Tuesday, November 06, 2018

Two Articles on Gregorian Chant

NLM readers may find interesting two articles, published yesterday and today, about the history and characteristics of Gregorian chant that make it perfectly suited to liturgical use -- indeed, that make it liturgical in and of itself.

From “A brief history of chant from King David to the present”:
     The tradition of chanting Scripture, a practice known as cantillation, began at least 1,000 years before the birth of Christ. Various Old Testament books, especially the Psalms and the Chronicles, testify to the central function of music in temple worship. Some Gregorian melodies still in use are remarkably close to Hebrew synagogue melodies, most notably the “tonus peregrinus” used for Psalm 113, In exitu Israel; the ancient Gospel tone; and the Preface tone.
     [...]
     Since the Psalter of David was composed for the very purpose of divine worship and was seen as the messianic book par excellence, we find Peter, Paul, and the Apostolic Fathers citing it heavily in their preaching. The first Christians spontaneously chose the Psalter for their “prayer book.” The Christian liturgy as a whole, then, sprang from the combination of Psalter and Sacrifice. The psalter is the “verbal incense” of our prayers and praises, the homage of our intellects. The bloody sacrifice, the death and destruction of an animal, is the total surrender of our being to God.
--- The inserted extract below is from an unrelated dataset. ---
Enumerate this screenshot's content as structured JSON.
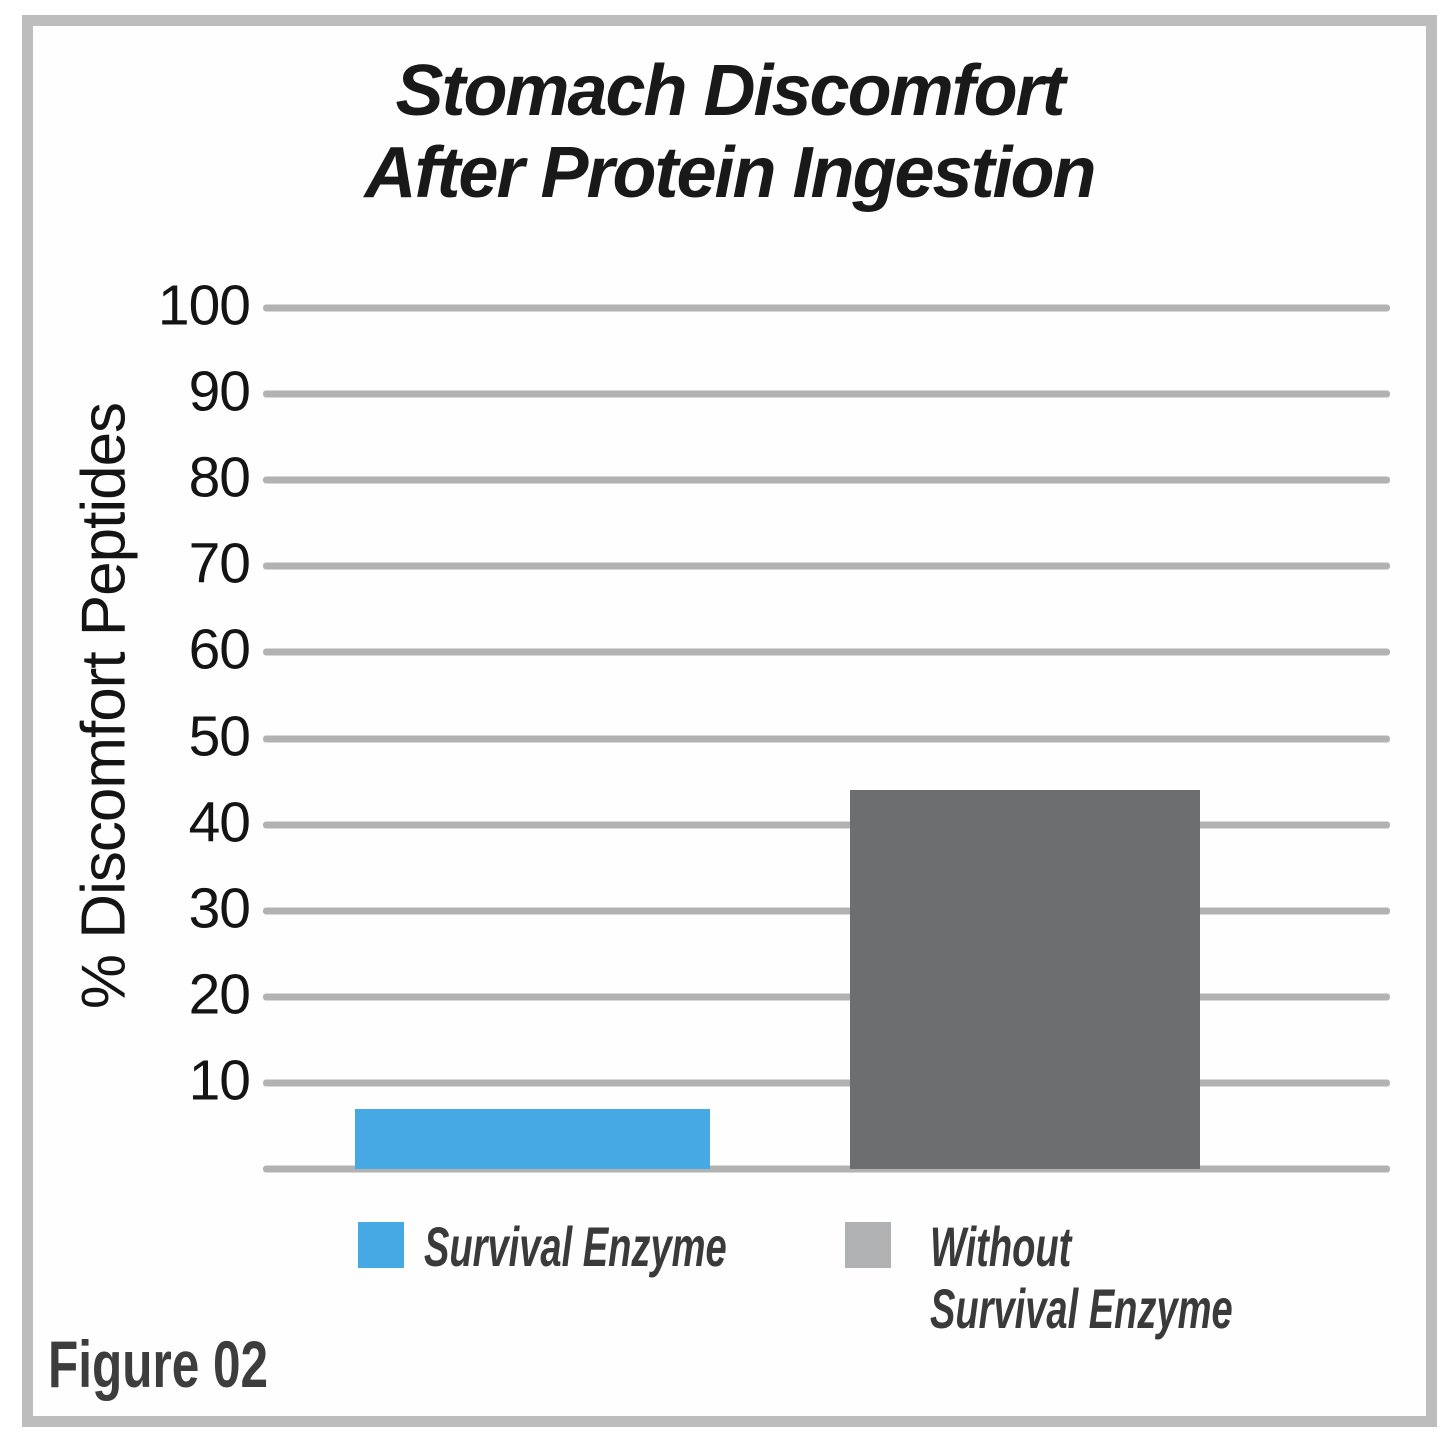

In the Mass these two are wondrously combined into the rational sacrifice consisting of the perfect offering of Jesus Christ on the altar, who unites our prayers and praises to His and makes them worthy of the Ever-Blessed Trinity.
Its sequel, “What makes Gregorian chant uniquely itself—with recommended recordings,” eight characteristics are identified and discussed:
  1. Primacy of the word.
  2. Free rhythm.
  3. Unison singing.
  4. Unaccompanied vocalization. 
  5. Modality.
  6. Anonymity.
  7. Emotional moderation.
  8. Unambiguous sacrality. 
Four recordings are then mentioned, which offer particularly fine interpretations of the chant, all in the line of Solesmes, but without any of the lethargy, effeteness, nasality, and diffuse organ accompaniment that sometimes mar chant recordings.